Forbes.com reports that a 2012 study by the Kennedy Krieger Institute found that nearly two-thirds of autistic children had been victims of verbal bullying at some time. Many also had been physically bullied, with Asperger's students picked on more than other kids on the autism spectrum. The unusual characteristics of Asperger's make these kids more likely targets. If you suspect that your child is bullying students with Asperger's or witnessing bullying firsthand, confronting her and equipping her with more knowledge can help prevent this type of singling out in the future.
Encourage your child to help students with Asperger's, not bully them because they seem different. Suggest that he ask his friends and classmates to do the same. Explain how verbal bullying can affect an Asperger's child’s schoolwork, make him physically sick, diminish his self-esteem or lead to anxiety and depression.
Clarify that a child with Asperger's syndrome isn’t intellectually impaired and shouldn’t be teased and called names. Point out that kids with Asperger’s often are highly intelligent despite their poor social skills. Suggest that your child get to know these students better. Tell her that children with Asperger's syndrome don’t always know what it is other people expect them to do in a social situation so they find it difficult to make friends.
Explain that children with Asperger's take what people say literally. Let your child know how an Asperger's student doesn't always understand what his peers are talking about and that brings on additional anxieties.
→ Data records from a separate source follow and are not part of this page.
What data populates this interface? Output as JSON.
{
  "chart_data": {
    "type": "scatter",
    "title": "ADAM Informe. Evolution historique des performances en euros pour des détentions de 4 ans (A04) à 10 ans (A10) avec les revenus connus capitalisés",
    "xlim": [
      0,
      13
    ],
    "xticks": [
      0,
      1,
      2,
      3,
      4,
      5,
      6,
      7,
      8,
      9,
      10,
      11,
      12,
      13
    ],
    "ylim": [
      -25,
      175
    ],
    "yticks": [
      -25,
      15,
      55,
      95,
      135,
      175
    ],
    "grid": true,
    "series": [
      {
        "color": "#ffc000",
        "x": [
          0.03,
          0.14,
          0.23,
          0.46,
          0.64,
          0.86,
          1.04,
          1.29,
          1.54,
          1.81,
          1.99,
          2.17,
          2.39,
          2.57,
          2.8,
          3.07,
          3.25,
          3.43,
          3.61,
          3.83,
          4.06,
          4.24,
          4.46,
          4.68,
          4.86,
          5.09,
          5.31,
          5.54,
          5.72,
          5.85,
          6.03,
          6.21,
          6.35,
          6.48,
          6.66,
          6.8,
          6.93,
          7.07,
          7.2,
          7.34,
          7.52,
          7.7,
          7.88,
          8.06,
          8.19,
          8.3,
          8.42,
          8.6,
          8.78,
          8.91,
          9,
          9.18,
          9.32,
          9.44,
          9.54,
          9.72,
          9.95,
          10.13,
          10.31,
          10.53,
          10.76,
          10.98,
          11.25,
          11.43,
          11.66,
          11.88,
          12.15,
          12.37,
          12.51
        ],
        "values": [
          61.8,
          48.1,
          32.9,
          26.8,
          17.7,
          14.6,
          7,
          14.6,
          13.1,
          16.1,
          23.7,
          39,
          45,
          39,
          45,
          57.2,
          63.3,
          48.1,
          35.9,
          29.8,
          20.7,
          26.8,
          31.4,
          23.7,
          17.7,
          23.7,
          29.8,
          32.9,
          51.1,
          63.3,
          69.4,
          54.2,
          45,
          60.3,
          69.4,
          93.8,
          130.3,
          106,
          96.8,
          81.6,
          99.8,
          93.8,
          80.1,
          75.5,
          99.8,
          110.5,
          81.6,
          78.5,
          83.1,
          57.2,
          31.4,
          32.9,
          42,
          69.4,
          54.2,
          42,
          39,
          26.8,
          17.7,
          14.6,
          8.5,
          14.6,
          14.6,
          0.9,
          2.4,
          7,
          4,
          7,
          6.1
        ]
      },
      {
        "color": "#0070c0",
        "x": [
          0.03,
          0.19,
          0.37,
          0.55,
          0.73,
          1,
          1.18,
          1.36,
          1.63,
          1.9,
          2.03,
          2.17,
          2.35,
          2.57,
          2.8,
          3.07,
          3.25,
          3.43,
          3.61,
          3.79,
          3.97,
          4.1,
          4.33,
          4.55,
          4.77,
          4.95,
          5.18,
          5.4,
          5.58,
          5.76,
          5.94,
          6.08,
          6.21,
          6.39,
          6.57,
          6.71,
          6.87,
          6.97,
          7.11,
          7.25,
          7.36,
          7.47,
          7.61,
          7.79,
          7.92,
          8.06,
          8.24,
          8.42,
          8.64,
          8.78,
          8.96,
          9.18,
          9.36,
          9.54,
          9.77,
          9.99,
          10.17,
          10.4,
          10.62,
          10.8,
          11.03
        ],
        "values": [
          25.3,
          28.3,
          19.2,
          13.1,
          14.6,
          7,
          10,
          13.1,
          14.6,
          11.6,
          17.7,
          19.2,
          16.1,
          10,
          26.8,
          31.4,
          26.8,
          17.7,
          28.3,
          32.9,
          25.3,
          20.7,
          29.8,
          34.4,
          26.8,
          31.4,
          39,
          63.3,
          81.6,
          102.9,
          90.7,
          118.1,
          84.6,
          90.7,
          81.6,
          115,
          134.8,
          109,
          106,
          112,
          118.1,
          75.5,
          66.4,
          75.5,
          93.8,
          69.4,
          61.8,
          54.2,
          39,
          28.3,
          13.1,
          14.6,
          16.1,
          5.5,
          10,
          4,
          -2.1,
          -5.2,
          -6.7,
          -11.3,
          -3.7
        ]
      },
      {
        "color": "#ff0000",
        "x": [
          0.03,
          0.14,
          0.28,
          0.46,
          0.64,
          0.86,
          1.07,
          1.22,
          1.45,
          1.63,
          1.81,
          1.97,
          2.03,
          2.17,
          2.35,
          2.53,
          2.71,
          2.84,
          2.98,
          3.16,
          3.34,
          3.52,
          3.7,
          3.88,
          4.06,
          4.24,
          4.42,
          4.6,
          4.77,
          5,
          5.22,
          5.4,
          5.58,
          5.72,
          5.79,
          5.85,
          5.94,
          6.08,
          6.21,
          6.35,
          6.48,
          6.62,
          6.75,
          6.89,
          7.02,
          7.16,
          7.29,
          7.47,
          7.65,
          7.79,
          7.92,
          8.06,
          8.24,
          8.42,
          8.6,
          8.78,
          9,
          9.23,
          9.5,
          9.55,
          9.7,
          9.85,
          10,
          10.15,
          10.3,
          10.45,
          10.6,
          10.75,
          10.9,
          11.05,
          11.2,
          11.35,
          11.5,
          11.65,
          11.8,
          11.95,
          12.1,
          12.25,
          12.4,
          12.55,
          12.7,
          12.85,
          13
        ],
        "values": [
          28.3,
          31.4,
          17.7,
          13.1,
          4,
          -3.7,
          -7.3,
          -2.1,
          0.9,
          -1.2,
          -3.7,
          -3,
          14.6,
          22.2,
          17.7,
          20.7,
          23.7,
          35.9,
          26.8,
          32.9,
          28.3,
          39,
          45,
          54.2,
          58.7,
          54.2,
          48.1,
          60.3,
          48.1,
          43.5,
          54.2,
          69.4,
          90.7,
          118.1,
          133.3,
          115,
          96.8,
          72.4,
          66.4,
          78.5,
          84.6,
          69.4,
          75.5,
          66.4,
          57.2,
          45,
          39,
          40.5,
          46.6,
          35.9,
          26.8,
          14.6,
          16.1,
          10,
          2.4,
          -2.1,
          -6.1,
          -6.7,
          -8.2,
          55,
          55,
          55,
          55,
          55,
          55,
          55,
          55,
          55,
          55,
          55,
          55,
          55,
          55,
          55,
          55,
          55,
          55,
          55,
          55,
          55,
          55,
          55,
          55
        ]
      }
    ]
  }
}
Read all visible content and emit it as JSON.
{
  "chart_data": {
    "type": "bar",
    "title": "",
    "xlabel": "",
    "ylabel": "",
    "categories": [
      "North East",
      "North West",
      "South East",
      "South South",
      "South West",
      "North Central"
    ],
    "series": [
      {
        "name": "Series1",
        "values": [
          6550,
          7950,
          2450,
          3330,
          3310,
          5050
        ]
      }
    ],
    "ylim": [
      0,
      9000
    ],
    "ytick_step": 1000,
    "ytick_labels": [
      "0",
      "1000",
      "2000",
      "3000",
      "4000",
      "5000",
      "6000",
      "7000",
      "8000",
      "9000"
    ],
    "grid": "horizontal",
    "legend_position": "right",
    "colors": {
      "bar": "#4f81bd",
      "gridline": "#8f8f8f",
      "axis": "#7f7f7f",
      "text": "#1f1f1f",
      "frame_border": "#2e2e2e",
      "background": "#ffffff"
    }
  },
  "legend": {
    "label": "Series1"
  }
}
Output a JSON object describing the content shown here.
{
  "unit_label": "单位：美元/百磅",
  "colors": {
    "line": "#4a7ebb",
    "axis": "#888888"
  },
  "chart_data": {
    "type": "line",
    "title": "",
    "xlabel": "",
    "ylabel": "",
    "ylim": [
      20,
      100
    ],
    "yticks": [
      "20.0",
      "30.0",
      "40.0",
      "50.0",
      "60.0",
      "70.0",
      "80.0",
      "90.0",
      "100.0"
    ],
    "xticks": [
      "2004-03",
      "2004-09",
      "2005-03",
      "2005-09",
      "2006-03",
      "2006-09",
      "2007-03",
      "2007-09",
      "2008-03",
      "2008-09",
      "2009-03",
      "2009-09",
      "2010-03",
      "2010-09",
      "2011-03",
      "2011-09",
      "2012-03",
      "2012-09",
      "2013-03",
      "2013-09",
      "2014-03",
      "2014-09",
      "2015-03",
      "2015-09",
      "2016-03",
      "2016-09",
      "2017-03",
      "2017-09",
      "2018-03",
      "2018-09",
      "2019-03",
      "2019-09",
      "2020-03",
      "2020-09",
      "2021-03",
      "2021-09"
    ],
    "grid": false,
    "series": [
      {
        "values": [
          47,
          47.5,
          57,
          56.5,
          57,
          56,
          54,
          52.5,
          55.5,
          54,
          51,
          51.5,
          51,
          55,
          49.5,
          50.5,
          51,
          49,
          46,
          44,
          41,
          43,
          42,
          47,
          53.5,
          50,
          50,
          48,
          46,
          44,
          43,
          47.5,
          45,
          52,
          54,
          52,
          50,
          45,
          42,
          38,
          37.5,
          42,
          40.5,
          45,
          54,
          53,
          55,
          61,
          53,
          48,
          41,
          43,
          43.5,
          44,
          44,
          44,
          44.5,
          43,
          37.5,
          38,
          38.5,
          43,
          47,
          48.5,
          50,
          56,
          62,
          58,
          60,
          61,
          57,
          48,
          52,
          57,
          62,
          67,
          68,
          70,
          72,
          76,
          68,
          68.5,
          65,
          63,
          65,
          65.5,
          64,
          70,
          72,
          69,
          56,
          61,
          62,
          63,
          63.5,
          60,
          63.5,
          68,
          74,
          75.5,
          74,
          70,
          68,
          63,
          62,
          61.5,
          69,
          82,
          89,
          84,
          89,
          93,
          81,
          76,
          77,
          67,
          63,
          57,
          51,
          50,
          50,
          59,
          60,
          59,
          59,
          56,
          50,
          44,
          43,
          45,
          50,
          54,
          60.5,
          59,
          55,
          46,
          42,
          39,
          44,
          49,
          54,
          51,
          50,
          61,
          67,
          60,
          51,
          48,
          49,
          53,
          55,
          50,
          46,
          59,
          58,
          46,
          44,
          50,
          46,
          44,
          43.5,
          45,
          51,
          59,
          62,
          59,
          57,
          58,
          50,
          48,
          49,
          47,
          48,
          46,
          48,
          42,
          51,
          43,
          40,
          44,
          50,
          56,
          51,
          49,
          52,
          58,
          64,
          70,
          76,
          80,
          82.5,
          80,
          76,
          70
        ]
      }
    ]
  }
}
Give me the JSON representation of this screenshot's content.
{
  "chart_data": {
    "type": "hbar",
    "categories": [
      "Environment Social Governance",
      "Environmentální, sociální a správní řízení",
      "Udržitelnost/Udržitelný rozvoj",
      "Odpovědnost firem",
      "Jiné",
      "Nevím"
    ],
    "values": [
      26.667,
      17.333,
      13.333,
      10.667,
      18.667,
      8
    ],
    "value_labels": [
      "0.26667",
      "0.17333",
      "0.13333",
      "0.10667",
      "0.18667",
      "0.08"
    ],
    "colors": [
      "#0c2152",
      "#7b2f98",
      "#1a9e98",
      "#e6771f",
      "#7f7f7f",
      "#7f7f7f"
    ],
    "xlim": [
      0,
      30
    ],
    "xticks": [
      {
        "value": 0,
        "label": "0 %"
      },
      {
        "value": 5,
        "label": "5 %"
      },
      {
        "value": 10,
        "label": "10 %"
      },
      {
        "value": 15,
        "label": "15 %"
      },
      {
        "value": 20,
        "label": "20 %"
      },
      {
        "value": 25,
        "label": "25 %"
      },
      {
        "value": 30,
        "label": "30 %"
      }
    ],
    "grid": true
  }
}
Point out that these kids often don’t understand humor, so explaining what a joke means is a way to help them.
Ask your child to show patience to an Asperger's classmate. Explain that when the student asks questions one after another it's her attempt to socialize. Point out that the student isn't intentionally trying to be annoying and the problem may be she lacks conversation skills. Tell your child that with the help of schoolmates, an Asperger's child can learn better communication skills.
Mention that sometimes an Asperger’s student isn't as socially mature despite being the same age as his classmates. Emphasize how Asperger's kids want the same things other kids do, including being socially accepted by their peers. Suggest that your child befriend an Asperger's child and model age-appropriate social skills.
Offer ways your child can be supportive in helping a classmate with Asperger's practice her social skills. Your child can help the student practice appropriate social responses by role-playing or by bringing examples of behaviors she needs to learn to her attention.
Talk about how to help kids with Asperger's overcome their social awkwardness. Ask your child and his friends to include these students in playground games and activities, invite them to their tables at lunchtime and engage them in casual conversation. Explain that watching how other students interact with one another helps an Asperger’s child learn how to relate to others so that socializing and making friends becomes easier.